Дневник поэта и журналиста Василия Симоненко, напечатанный кем-то на машинке, — первый самиздат «шестидесятника», попавший в руки Василия Овсиенко. Тогда, в 1967 году, он только начал изучать украинскую филологию в Киевском государственном университете имени Тараса Шевченко. «Быть украинским филологом, да просто украинцем в Киеве означало находиться в постоянной конфронтации с окружением», — вспоминал Овсиенко. И перечислял вопросы, с которыми часто сталкивался из-за того, что, в отличие от многих киевлян, русскому языку предпочитал родной украинский: «Ты с Западной? Из Закарпатья? А я не понимаю! Говори ты на человеческом языке». 
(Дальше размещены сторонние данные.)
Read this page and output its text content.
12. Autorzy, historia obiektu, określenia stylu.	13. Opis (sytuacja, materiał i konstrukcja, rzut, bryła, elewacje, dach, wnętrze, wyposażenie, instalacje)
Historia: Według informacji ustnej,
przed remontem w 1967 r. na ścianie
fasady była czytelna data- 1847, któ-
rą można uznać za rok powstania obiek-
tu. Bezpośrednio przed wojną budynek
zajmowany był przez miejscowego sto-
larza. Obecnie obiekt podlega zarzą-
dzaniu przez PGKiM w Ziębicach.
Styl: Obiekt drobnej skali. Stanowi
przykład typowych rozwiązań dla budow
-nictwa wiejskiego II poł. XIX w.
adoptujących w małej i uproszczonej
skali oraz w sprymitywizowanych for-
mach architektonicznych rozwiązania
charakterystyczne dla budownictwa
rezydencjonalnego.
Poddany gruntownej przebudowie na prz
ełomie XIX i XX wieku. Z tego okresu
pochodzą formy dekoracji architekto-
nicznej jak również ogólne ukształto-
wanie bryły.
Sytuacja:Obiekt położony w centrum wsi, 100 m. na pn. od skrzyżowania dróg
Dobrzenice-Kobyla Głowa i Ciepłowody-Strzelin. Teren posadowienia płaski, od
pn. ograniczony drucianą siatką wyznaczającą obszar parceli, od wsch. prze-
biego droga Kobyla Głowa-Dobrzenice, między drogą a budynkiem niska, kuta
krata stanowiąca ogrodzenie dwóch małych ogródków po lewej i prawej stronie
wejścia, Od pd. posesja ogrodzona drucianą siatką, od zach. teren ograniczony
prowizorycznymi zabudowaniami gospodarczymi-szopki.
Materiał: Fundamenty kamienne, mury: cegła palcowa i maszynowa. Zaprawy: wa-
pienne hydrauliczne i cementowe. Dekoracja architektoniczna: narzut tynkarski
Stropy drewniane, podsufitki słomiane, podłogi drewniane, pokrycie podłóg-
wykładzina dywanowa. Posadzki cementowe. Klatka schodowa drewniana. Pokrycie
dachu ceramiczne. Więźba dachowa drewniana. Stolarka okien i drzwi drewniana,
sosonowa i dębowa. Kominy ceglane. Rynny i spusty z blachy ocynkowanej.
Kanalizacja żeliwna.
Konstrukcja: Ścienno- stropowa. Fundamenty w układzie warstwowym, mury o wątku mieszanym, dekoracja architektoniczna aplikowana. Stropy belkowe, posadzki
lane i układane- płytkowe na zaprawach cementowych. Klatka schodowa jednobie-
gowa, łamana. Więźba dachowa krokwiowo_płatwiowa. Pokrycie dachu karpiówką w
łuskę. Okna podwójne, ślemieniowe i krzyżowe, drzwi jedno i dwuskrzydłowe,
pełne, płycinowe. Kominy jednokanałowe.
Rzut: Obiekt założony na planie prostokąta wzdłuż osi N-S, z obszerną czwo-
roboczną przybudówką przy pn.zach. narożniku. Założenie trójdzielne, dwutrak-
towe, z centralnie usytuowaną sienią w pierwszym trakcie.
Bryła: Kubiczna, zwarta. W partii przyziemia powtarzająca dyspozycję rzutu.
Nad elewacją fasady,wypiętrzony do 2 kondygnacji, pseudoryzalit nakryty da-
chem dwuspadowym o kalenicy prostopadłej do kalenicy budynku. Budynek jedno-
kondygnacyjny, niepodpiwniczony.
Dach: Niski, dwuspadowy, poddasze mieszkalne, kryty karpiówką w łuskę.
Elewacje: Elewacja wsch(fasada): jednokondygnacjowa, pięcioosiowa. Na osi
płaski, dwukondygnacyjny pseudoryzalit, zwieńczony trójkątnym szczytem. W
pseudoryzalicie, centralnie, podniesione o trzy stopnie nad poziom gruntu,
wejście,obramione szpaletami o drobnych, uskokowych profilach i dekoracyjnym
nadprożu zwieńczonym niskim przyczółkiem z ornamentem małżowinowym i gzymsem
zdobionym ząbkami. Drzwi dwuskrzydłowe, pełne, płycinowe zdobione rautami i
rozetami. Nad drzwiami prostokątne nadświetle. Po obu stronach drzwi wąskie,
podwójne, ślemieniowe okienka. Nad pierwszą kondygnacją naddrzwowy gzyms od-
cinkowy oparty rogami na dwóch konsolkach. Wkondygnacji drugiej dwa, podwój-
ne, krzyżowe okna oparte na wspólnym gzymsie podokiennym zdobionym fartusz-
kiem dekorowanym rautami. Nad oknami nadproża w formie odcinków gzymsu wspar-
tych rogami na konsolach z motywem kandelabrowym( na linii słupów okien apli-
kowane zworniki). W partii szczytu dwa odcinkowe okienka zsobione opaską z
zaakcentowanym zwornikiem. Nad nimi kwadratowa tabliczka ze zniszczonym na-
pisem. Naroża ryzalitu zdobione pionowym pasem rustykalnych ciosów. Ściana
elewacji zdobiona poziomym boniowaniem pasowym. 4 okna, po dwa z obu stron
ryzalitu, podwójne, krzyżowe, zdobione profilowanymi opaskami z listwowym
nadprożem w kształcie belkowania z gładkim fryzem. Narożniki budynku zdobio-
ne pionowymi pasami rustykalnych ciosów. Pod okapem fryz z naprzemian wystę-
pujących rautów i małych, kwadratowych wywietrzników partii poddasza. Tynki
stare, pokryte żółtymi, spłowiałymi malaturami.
Несмотря на риск быть отчисленным, Овсиенко переписал оказавшийся у него дневник со стихами поэта, которые еще не публиковались. А спустя год, прочитав одну из главных работ украинского самиздата второй половины 1960-х годов «Интернационализм или русификация?» Ивана Дзюбы (фотокопию ему дал преподаватель английского языка), уже полностью разделял взгляды «шестидесятников» и начал распространять их тексты среди студентов. «За пять лет меня никто не сдал, — рассказывал он. — У меня было чутье на людей. Если человек непорядочен в мелком, ему нельзя поручать ничего большого».

После университета Овсиенко поехал в село Ташань Киевской области — работать учителем украинского языка и литературы, но связи с «шестидесятниками» не потерял. В январе 1972-го советские власти арестовали почти всех лидеров украинского диссидентского движения, в том числе Вячеслава Черновола — главного редактора анонимного бюллетеня «Украинский вестник». Но Василий Овсиенко и другие выпускники Киевского университета, Василий Лисовой и Евгений Пронюк, продолжили работу над «Вестником».

Летом того же года Лисового и Пронюка арестовали. Овсиенко взяли под стражу 5 марта 1973-го, в двадцатую годовщину смерти Сталина. 

Василий Овсиенко в 1977 году

Харьковская правозащитная группа

«Тогда шантажировали психбольницей. <…> Они [сотрудники КГБ] давили, манипулировали, и я сдался. Назвал людей, которым давал самиздат, и тех, кто давал мне…» — через много лет рассказывал Овсиенко.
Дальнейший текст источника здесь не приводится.